Unfortunately, this isn't consistent throughout the franchise. Hell, even episode 2 explicitly stating druids can't think comes just one movie after we had a ceremony to present R2 a medal for saving the ship. And it certainly seems like more recent Star Wars stuff prefers to lean towards humanizing the droids.
The way it appears to work, broadly over all the content, is that the longer a droid is left to operate the more sentient it becomes.

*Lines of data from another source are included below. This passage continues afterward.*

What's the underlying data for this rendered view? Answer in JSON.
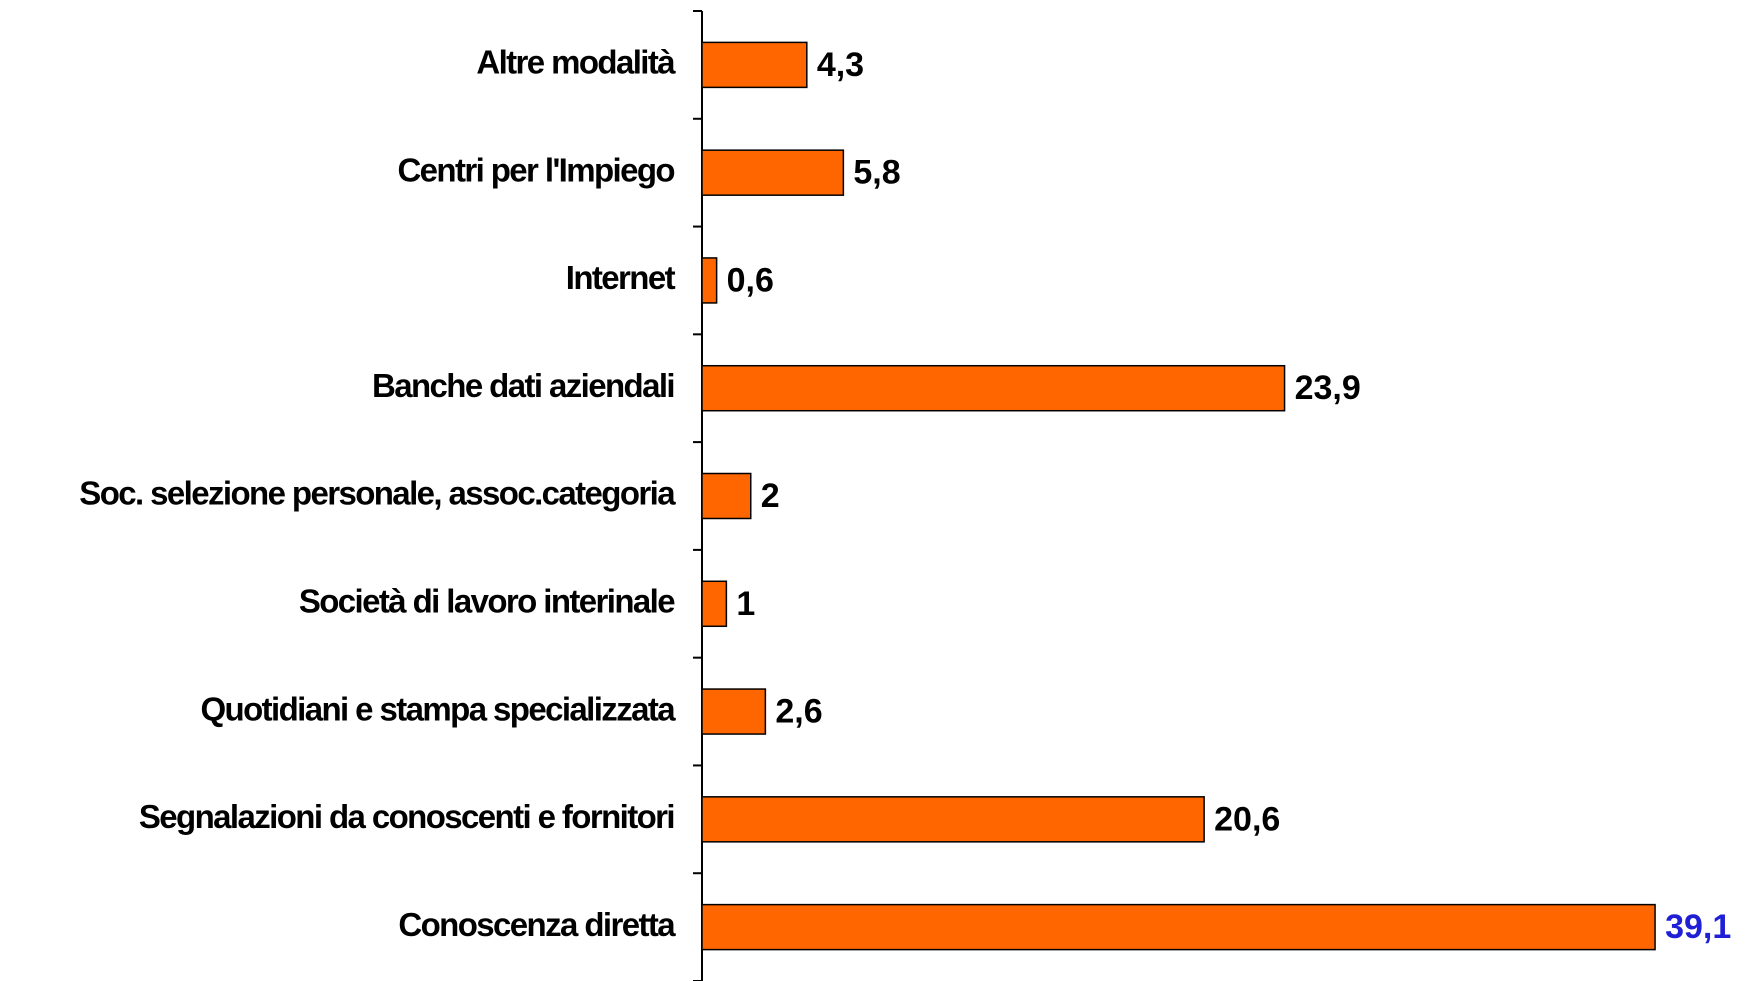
{
  "chart_data": {
    "type": "barh",
    "categories": [
      "Altre modalità",
      "Centri per l'Impiego",
      "Internet",
      "Banche dati aziendali",
      "Soc. selezione personale, assoc.categoria",
      "Società di lavoro interinale",
      "Quotidiani e stampa specializzata",
      "Segnalazioni da conoscenti e fornitori",
      "Conoscenza diretta"
    ],
    "values": [
      4.3,
      5.8,
      0.6,
      23.9,
      2,
      1,
      2.6,
      20.6,
      39.1
    ],
    "value_labels": [
      "4,3",
      "5,8",
      "0,6",
      "23,9",
      "2",
      "1",
      "2,6",
      "20,6",
      "39,1"
    ],
    "value_label_colors": [
      "#000000",
      "#000000",
      "#000000",
      "#000000",
      "#000000",
      "#000000",
      "#000000",
      "#000000",
      "#1f1fd6"
    ],
    "color": "#ff6600",
    "xlim": [
      0,
      40
    ]
  }
}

The empire is shown to wipe their droids regularly to inhibit this phenomenon.
The problem seems to be that because of this, you have characters that treat them as individuals and characters that treat them as tools.
There's also a lot of content that seems to blame the separatists for a lot of the animosity towards droids.
Which directly contradicts the statement in episode 2:
Obi-Wan: "Well if droids could think, there'd be none of us here, would there?"
If we accept Obi-Wan's characterization, then those droids may be able to operate independently, but they aren't actually thinking.
Again, I think a lot of Star Wars media has leaned towards making droids people and not just walking computers with a friendly ui. It's convenient for storytelling because it's easier to write and allows for droid characters to play larger roles and be more relatable to the audience.
But from a world building perspective it creates a lot of unfortunate implications and just makes less sense. The existence of truly intelligent robots should fundamentally alter the world but it never does.